So when I came across a series of videos on Jewish vegetarianism, the first thing I did was ask the opinion of Stephen, The Nervous Vegan's Official Expert on All Things Kosher. He's always full of insight when it comes to intersections between vegetarian and kosher diets. For my Jewish vegetarian friends out there, and anybody else who's interested, I'll post the videos and his criticisms.
The first thing he had to say pretty much set the tone for the entire exchange.

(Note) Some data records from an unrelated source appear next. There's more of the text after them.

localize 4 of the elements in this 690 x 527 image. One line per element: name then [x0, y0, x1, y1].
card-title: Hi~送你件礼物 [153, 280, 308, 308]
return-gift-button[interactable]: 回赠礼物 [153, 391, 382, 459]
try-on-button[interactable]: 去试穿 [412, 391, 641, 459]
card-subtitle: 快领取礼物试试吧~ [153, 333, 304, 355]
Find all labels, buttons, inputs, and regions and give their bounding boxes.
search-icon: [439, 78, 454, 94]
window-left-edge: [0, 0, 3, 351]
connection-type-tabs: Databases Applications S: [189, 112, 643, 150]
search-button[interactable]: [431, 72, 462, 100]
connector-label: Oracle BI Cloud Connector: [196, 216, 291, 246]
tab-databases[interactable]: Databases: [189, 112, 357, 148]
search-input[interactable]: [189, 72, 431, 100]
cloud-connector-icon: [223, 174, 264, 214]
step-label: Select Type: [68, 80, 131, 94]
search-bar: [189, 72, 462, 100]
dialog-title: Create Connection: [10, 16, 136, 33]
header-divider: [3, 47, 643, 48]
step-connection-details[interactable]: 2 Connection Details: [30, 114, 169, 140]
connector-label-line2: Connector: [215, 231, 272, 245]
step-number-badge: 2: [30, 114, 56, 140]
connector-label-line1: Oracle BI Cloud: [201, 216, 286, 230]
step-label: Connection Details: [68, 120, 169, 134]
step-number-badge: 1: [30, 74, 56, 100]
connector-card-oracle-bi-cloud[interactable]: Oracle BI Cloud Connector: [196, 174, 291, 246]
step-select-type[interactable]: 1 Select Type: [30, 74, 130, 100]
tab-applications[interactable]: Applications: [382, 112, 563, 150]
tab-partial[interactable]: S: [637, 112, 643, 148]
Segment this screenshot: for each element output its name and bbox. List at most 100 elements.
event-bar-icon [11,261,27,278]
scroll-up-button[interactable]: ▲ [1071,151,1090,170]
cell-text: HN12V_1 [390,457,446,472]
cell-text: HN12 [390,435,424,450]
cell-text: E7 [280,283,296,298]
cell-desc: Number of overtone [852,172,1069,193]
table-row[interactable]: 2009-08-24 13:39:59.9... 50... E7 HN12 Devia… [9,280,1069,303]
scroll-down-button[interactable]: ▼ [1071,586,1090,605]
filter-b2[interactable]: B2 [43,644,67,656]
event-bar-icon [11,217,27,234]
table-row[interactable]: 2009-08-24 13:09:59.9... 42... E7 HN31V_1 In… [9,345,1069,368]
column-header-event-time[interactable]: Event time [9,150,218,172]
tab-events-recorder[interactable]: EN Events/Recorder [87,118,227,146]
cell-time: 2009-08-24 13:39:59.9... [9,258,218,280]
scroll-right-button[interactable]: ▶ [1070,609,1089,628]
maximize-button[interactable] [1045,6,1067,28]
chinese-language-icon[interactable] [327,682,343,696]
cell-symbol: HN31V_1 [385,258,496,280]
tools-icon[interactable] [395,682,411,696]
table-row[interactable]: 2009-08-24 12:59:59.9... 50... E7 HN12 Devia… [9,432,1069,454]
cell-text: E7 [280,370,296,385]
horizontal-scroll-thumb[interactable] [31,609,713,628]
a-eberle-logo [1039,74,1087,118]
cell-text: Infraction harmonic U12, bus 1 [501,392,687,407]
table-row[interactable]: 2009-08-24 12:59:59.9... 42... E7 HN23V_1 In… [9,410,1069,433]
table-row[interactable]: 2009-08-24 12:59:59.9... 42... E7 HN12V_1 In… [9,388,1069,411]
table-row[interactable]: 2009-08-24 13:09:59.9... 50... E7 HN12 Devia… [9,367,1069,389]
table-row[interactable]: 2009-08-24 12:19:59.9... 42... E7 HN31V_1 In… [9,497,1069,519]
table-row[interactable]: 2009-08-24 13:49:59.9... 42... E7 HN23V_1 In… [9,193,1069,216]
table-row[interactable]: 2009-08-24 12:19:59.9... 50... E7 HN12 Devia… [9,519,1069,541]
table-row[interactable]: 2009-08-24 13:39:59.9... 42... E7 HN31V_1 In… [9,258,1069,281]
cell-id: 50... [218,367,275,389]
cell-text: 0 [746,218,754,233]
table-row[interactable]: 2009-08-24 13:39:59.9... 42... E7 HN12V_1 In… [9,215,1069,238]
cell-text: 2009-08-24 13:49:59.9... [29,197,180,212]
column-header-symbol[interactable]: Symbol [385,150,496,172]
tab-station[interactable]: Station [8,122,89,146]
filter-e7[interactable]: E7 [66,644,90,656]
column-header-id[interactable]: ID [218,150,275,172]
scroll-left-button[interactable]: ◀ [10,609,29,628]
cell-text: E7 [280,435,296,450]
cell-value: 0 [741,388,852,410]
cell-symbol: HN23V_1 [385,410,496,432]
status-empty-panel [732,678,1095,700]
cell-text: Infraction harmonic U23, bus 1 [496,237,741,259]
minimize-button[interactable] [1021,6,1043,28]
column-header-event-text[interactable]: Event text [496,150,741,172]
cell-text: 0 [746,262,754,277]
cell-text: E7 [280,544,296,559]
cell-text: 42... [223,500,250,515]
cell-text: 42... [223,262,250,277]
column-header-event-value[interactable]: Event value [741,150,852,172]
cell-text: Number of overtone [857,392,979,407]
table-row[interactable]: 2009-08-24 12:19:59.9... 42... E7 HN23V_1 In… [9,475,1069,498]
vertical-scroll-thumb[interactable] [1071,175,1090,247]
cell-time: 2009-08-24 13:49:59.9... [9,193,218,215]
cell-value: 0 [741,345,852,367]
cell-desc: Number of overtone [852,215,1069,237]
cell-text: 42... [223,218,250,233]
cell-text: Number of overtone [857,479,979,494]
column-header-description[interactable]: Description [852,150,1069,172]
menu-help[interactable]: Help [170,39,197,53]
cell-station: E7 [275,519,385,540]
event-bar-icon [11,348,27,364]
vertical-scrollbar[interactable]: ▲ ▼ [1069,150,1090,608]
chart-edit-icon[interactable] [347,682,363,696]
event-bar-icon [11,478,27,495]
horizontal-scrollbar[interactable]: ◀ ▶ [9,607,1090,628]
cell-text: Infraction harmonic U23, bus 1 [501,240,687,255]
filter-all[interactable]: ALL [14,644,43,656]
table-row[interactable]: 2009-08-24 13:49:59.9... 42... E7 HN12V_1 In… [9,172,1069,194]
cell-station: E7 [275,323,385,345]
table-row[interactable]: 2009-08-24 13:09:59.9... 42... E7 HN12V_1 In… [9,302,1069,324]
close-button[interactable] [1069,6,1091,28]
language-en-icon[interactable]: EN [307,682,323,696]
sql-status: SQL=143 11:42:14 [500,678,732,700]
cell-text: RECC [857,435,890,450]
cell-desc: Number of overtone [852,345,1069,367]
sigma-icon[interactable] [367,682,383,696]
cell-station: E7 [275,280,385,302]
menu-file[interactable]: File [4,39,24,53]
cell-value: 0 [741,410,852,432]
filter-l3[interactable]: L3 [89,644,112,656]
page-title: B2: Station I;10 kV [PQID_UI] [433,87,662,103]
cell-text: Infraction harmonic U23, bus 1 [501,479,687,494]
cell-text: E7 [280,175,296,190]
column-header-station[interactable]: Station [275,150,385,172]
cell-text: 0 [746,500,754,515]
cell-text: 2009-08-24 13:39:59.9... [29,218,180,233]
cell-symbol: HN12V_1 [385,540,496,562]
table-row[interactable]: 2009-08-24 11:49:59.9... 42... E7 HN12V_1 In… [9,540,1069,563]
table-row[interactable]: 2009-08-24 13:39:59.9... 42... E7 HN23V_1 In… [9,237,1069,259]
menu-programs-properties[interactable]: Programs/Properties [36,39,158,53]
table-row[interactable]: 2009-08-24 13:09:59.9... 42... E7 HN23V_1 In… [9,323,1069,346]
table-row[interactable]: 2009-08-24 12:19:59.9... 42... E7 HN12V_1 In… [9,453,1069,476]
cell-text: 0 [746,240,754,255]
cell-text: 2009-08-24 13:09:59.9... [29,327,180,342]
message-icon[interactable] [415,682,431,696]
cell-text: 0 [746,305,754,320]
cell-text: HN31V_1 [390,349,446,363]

I haven't seen them yet, but I would just let you know in advance that Prof. Richard Schwartz is considered something of a kook. No pun intended, seriously. :) He has taken some very extreme positions and is considered a one-note diva. He is very outside the mainstream.Okay then, let's watch along with Stephen. Here's part 1:
Hey, so I listened to the first recording and it is very Prof. Schwartz. That being said, it contains several distortions:
1) Yes, the longest living people in the Torah were in the earliest generations extending from Adam to Noach (Noah), but nowhere in the literature is this attributed to vegetarianism, or is it even a consideration. Rather, the shortening of life is considered related to man's corruption. Man cannot live too long because it created laziness and corruption. This is evidenced in the Tower of Babel story where the people of the world decide they are like Gd and want to build a tower to heaven to take their lofty place. Also it is further evidenced by the flood which ends the first era of history after which Gd puts a limit on life. In fact it is said that the ideal years of man is 120. But only one man reached that age: Moses. Even 'til today, it is common to wish someone on their birthday "Ad meah v'esrim" ('til 120). The limitation has nothing to do with vegetarianism.
2) There is no evidence that humans were not permitted to eat meat 'til the flood. The only prohibition against eating meat was in the Garden of Eden, and the speaker has pointed out those passages, but after Adam and Chava (Eve) are removed they are told they will have dominion over all living creatures. This can be interpreted as being only the ruler over animals, but more commonly as they were able to use animals for food as well...
However, it is clear that use of animals, and to be blunt, the bloodletting of animals, was clearly not frowned upon. In the story of Cain and Abel. Cain, a farmer gave sacrifice to Gd from his fields and Abel, a shepherd gave a sacrifice to Gd of his flock. Gd was pleased with Abel's offering, he called it a sweet fragrance, but not with Cain's which was referred to as stingy.See there! I have to look no further for a full discussion. Good work, sir!
Cain became jealous and killed Abel. Cain was subsequently punished and obligated to wander the earth for the rest of his life without a place to settle. Clearly Gd preferred the animal offering to the vegetarian offering.
3) It is simply a distortion to say that Gd considered the generation of the flood evil because they ate meat against Gd's will. There is simply no evidence of that. What was an abomination was that men "tore the living flesh off of animals while they were still alive, causing animals tremendous suffering." The laws of kashrut require the removal of blood because it is the source of life, and that the animal be slaughtered in a humane fashion, by the instantaneous severing of the carotid artery with a smooth blade. However, it is considered an obligation for all of humanity that men cannot tear the living limbs off of animals, one of the obligations in the Torah that belong to all people and not just Jews. This is one of the 7 Noahide laws (Laws for all mankind).
4) Rav Kook was not a vegetarian, though he is cited frequently by vegetarians and Prof. Schwartz is notorious for using him in justify his theses. Rav Kook wrote about vegetarianism as the "ideal diet of Kashrut" and said that we shall return to it in the messianic age. But he maintained that in a time of imperfection vegetarian diet was improper and smacked of "pretension." Anyway, you might want to look at this.
Rav Kook's take on vegetarianism: Essentially while it is permissible it is not mandated nor is it even preferred behavior in modern times. Some of Rav Kook's letters to his son regarding the mitzvah of schechita (Kosher butchering).
To be clear... Prof Schwartz has taken Rav Kook's pronouncement that One may be a vegetarian if he chooses, and his observation that in the messianic age the diet will be vegetarian, to suggest that it is a preferred Jewish diet in present times, when Rav Kook says almost exactly the opposite. The most interesting aspect, I think, is Rav Kook's observation that many who refuse to eat meat are otherwise cruel to their fellow man.There we are! These ideas don't really survive scrutiny, effective though they may be in some people's personal rationales. If you find yourself entering a discussion, show your stuff by not employing these arguments, or even by recognizing their faultiness. Remember, humbleness will get you further. I've actually found that silence impresses people more than debate.
Thank you once again, Stephen! I'll have to send you a New York Post t-shirt or something.